Crowdfunding, the latest revolution in finance?
- By tmourgues
- On 30/01/2013
- Comments (0)
The word "Crowdfunding" is believed to have been created in 2006. In 2013, 3 bn USD in debt could be raised by crowdfunding, a figure that could double in 2014. Such astonishing figures, even in the world of finance where innovations are an everyday phenomenon, are clearly the trademark of a revolution that could drastically change the way corporates get finance. Is this revolution here to stay?
Basically crowdfunding consists in using internet based crowdfunding platforms to collect a number of most commonly small donations to fund projects. While in a way crowdfunding has always existed under the form of approaching family and friends, the development of internet has turned it into an incomparably more powerful instrument. Any compelling funding proposal may find at no cost a global audience to support a good project. The original concept consisted in charity donations; in a second stage, the creative industry successfully used the concept: movie, music, and other artistic projects could be financed without the recourse to well-established producing companies. The public was happy just to facilitate innovative products, or possibly to get some reward as concert ticket. Since a couple of years, crowdfunding is commonly met among all sorts of ventures, mostly tech projects but not only and can work as securities. Alternative schemes may also be designed to forego the legal restrictions that prevent the public offer of securities. For example, some firms sell micro-intellectual property rights valid for any sale which takes place in a small geographical area… To sum up, crowdfunding may be used on the model of a charity, of the proposal of a reward, but also of debt and equity, in short fulfill all the financial needs of a start-up.
The fascination for crowdfunding has been fuelled by success stories such as Pebble, a company that provides e-Paper watch for i-Phone and Android: they intended to raise 100 000 USD and eventually collected over 10 million USD. Although this story is clearly more the exception than the rule, a platform such as Kickstarter raised 145 million in 2012, and may have over 700 competitors worldwide.

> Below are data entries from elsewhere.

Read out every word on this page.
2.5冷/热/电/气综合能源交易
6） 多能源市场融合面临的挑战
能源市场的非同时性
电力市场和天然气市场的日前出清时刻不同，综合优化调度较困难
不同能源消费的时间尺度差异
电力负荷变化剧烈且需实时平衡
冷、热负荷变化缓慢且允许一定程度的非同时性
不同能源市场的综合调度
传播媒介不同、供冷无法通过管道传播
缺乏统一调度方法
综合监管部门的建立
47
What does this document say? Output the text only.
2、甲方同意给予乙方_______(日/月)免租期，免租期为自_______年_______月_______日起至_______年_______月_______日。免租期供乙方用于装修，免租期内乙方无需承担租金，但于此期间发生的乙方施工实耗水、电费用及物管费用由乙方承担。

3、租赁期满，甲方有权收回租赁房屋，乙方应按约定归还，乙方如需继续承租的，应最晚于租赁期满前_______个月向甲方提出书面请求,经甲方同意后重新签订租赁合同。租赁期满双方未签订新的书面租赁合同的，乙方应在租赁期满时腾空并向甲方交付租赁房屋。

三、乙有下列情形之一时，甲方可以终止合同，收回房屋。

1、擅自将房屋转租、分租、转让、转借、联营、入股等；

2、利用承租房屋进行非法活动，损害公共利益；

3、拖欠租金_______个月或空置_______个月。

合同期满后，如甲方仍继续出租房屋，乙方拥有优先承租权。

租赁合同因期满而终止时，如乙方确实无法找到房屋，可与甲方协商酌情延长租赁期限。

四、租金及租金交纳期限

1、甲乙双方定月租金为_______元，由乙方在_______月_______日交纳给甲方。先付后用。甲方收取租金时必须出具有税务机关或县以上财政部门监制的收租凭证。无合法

In view of the boom, public authorities have understood that crowdfunding represents a reservoir that should be exploited, and that unjustified legal restrictions should fall. For example in the US, potential investors to invest in small businesses were required an annual income of over 200 000 USD or a total wealth in excess of 1 million USD. In addition the number of shareholders of a small business was limited and small businesses could not advertise for investors. The JOBS act signed in April 2012 allows small businesses to sell their equity on a crowdfunding platform and investors can invest 10 000 USD or 10% of their income (which is lower) to fund projects. However the legislation requires the SEC to pass the corresponding regulations, which has not been done so far. The EU commission is also planning to enact a Directive by the end of 2013 which will have to be transposed in the respective national laws by the member States within 3 years.
For companies that require small seed capital, typically inferior to 100 000 USD, crowdfunding looks like an attractive option. It may well end up out-crowding venture capitalists. One limitation is that it may create risk of theft of intellectual property, of the ideas being copied, a risk maybe exaggerated by many entrepreneurs developing a certain paranoia with commercial secrecy. In practice, this fear is not likely to be well grounded in many instances. Crowdfunding allows to obtain results extremely quickly, which shorten the implementation delays of a project. This is sufficient to grant a decisive competitive advantage to the company that benefits from being first on the market. Another limitation is that when the company has grown and wishes to raise venture capital or private equity, the presence of a great number of small shareholders may be an obstacle to the attraction of an institutional investor.
On the other hand, the advantages of this new approach to start-up finance are clear. For the entrepreneurs, it is a low cost solution which exposes them to the reality of the market. Investors are very often potential clients which will have a long term relation to the company. In addition this tool demonstrates total flexibility and unrivalled rapidity, which are ideal attributes when you try to launch a new business on fast moving markets – as all modern markets.
We also believe crowdfunding to open new opportunities in developing markets where access to finance is often a bottle neck. Thanks to the power of internet, good projects get immediate access to billion potential investors and bypass the limitation of the local financial intermediaries. Discrimination between the rich and the poor who do not have family and friends to help them, gaps between the well-connected and the lonely genius, all these factors which may limit the development of successful projects may increasingly become something of the past.
Still in its infancy, crowdfunding has to develop all its potential. This will require more legal reforms, consolidation of the platforms, and increased capacity building for entrepreneurs to learn how to use this new tool efficiently. But the way is open and free.